On Tuesday, I plan to give an update. The Internet Time Machine has gotten a lot cooler. And we've come a long way in six years. In retrospect, our boundless enthusiasm back then seems naive. Now we've got real business to do. I'm still incredibly optimistic. We are going to change the world. But it's going to be a bit more complicated than we thought back in the last century.


I am concerned about the worker of the future. We have the potential to create wonderful, challenging, inspiring jobs. Or to take a small-minded, short-term, demeaning approach.

Imagine what this guy would do with the ability to monitor work right down to the keystroke. Networks work both ways. Surveillance of workflow creates the oppportunity for surveillance of workers. Join me if you'd like to discuss the Dark Side as well as the upside of the next phase of eLearning. It's a thorny issue, for the very nature of work is changing.



Of course, it's hard to imagine TechLearn in New York instead of at the Coronado in Disneyworld.

While others were paying steep rates at the Coronado ("Have a magical morning!"), I've booked a lot of time in $25/night motels outside the Disney gates in Kissimmee. I've seen gators in Gatorland leap out of the water to grab chickens, bought crap at the big swap meets, piloted an airboat through the swamps, rode a jet-ski, walked the streets of Centennial (Disney's Stepford community), shopped at ersatz factory outlets, and eaten supper in all-you-can-eat honky-tonks, surrounded by over-amped, Disneyfied children and parents whose exhaustion was palpable. What a weird place, Florida.


Moi, riding gator. (Dead gator).


The change of venue is nothing, however, compared to the impending change of maestro. Elliott's contract with Advanstar expires soon. Everyone expects him to arise again, taking the Consortium with him, and leaving Advanstar with little to show for the millions it spent for the franchise. ("Those who do not learn the lessons of history...".) It's as if they bought the barber shop but failed to see that without the barber, all you get is an empty room.
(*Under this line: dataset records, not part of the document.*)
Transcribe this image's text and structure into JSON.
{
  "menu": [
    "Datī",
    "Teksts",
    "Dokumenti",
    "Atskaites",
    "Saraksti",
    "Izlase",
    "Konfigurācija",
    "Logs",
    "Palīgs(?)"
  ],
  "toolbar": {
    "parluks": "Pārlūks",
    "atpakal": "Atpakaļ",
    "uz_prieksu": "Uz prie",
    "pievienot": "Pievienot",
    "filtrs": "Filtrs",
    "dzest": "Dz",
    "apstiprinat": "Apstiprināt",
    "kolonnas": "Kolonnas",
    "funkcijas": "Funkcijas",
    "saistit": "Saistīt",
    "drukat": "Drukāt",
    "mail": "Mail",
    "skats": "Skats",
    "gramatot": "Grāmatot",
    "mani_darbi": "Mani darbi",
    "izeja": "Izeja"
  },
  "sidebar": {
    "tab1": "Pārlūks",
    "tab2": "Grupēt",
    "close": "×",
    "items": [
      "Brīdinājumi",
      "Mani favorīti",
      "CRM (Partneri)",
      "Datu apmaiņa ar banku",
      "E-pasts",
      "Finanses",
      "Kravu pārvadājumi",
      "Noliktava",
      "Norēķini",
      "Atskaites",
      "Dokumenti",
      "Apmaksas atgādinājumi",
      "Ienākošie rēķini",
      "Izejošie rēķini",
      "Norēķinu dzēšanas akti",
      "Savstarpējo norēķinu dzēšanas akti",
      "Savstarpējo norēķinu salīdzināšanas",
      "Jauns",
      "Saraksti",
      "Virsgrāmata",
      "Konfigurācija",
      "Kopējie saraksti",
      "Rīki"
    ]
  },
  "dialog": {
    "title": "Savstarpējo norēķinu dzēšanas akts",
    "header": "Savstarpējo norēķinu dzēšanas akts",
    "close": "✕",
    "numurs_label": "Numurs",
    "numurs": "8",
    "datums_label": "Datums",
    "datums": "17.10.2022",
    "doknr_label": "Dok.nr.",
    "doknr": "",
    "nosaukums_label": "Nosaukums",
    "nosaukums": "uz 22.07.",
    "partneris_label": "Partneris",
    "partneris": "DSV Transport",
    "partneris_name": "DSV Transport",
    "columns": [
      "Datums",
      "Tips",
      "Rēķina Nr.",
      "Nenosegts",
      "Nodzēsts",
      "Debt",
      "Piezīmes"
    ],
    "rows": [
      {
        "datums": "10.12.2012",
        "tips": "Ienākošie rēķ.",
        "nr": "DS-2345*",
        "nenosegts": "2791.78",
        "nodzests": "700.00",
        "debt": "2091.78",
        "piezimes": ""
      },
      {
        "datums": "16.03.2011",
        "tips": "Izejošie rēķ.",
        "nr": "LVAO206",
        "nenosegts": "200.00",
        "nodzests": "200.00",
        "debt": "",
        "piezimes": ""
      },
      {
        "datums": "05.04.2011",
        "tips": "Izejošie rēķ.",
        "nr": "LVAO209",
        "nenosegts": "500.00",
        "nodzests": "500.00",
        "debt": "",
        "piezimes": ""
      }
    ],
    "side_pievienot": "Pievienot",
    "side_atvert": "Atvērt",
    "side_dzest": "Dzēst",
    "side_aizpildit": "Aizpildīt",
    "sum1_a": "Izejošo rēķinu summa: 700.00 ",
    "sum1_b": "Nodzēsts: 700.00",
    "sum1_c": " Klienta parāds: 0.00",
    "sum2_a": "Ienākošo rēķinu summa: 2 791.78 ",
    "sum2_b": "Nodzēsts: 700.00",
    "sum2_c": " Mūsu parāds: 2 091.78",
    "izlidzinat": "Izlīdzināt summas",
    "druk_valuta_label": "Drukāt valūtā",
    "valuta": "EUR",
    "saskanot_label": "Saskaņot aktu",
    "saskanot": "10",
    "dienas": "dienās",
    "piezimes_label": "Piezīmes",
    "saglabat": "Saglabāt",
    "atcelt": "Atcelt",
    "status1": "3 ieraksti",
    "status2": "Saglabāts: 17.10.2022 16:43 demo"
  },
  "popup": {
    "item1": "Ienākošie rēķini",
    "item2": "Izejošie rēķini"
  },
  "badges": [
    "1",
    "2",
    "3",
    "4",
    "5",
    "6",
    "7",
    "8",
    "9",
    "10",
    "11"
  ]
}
For me, TechLearn has always been Elliott and his entourage. Images pop into my head. Elliott and Cathy personally greeting everyone as they enter Tomorrowland or Main Street for the party. Stan rushing around behind the scenes making things work. Cathy's indefatigable family, the DeMicelis, AnneMarie and the dad and Matt... Elliott's mom, when she was still with us. Jen. Others I can see in my mind's eye but I'm blanking on their names. And the "regulars" like Beth Thomas, Diane Hessan & the SoundBytes, and Wayne Hodgins. These folks create community. In the early days, TechLearn was closer in spirit to Woodstock than to, say, an ASTD conference; we're all in this together, man.


The SoundBytes


The rolling schwag bag


From the stage during Lance Dublin's and my presentation in 2002.
We had an overflow crowd. The program mistakenly said EIliott would be speaking.


I was delighted to run into one of the
Raspini brothers in my local supermarket!


And you thought they were just buttons.
No, this is another way Elliott gets people
to talk with one another.

TechLearn has been a fun ride. I'm a marketing guy and designer at heart. Elliott is a marketing guy, too. He senses what people need and he delivers it. Elliott is the most savvy, effective, natural-born marketer I've even seen. Aside from that, he's a true mensch, with a big heart. I have learned so much at TechLearn I can't begin to describe it.

Elliott and I haven't talked in a year, so I'm unaware of his plans. I'm sure they'll be larger than life, and I hope I can take part. Elliott and Cathy, thanks for a great ride.